The maps in this section highlight the ten census tracts with the highest scores on the HAB Vulnerability Index, including the leading contributors for each score.

These two tracts, each sharing a bank at the mouth of the River Raisin as it enters Lake Erie, have the two highest scores on the index; 92.3 for the southern tract and 89.1 for the northern one. Each of those scores are mainly driven by the tracts' proximity to the high caynobacteria loads that plague the western Lake Erie basin.

These two tracts, each sharing a bank of the St. Joseph River outside of Three Rivers, have the next third and tenth highest scores on the index; 87.5 for the southern tract and 82.6 for the northern one. These tracts both contain high percentiles of children under five years old and asthma likelihood, in addition to high nutrient loads from wastewater treatment and cyanobacteria loads in the St. Joseph River.

This tract in Ypsilanti has the fifth highest index score at 86.5. The main contributors to its score are its percentile of children under five years old and cyanobacteria loads in Ford Lake.

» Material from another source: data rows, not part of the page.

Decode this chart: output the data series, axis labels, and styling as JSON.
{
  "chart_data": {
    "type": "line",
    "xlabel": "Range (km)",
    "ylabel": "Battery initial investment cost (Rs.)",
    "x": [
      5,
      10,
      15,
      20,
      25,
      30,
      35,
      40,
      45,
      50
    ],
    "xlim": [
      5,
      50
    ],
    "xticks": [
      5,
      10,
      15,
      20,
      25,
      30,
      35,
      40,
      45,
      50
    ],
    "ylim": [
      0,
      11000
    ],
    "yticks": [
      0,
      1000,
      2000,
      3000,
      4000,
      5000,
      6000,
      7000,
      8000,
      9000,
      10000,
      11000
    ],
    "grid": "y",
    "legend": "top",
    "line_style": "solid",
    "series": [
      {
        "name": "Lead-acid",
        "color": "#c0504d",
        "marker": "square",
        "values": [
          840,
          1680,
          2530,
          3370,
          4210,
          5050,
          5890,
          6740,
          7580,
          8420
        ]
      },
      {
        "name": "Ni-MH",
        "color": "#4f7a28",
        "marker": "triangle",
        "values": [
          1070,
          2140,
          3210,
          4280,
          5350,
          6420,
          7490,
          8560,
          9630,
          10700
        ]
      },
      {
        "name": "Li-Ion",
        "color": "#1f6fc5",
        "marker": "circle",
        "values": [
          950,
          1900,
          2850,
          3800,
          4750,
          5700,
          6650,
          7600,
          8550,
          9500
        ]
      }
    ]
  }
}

This tract in Port Huron has the next highest index score at 86.4. The main contributors to its score are its percentile of children under five years old and high nutrient loads from wastewater treatment.

This tract in Van Buren Township, near the other high-scoring one in Ypsilanti, has the next highest index score at 86.2. The main contributors to its score are its high nutrient loads from wastewater treatment and the high cyanobacteria loads in Belleville Lake.

This tract in Dearborn, along the River Rouge, has the seventh highest score at 85.1. This tract has a relatively high concentration of children under five and large nutrient loads from wastewater treatment.

This tract in Bay City, near the Saginaw River, has the next highest score at 84.6. Like the previous high-scoring tracts, this one has large nutrient loads from wastewater treatment, in addition to relatively high concentrations of children under five and asthma likelihood.

This Detroit tract has a vulnerability score of 84.3, mainly driven by high concentrations of children under five and asthma likelihood.

Limitations / Uncertainty

SPARROW researchers attempted to account for all sources of water, nutrients, and sediment, but it is always possible that some were missed and unaccounted for in the model outputs.

Most of SPARROW’s model calibration was performed against gage locations with relatively large drainage areas, so modeled outputs of nutrients in smaller tributaries or headwaters are more uncertain.

SPARROW outputs are generated at catchment scales ...

... but, as described above, to compare these outputs to MiEJScreen data those outputs had to be scaled to the census tract level. This required the assumption that SPARROW nutrient loading rates were uniform throughout an individual catchment, ...

... which allowed for an area-weighted value that could be compared to MiEJScreen outputs.

The pixel resolution of CyanApp’s images of cyanobacteria may be too coarse to capture algal blooms in smaller water bodies. Therefore, the overall evaluation of HAB risk may be under-representing the risks posed in these areas.

Download

You can download a GIS feature layer of the HAB vulnerability indices an  ArcGIS Pro layer package , a  file geodatabase  for use in ArcMap, or  a shapefile  for other GIS desktop software. Detailed  metadata for the resource is available here .

Conclusion

The HAB Vulnerability Index provides a metric through which efforts to protect vulnerable populations from HABs can be prioritized. By combining modeled estimates of HAB-feeding nutrient loading using the USGS SPARROW model, observed cyanobacterial loading from EPA CyanApp, and socio-economic data from EGLE's Environmental Justice Screening Tool, this project mapped where populations most vulnerable to a HAB exposure were most likely to encounter one. While there are multiple ways that those vulnerable populations could have been defined, this project focused on young children and those prone to asthma. By coupling that information with indicators of water quality, the HAB Vulnerability Index is a tool that can help raise awareness of the potential health impacts of HABs in the places where that awareness is most needed.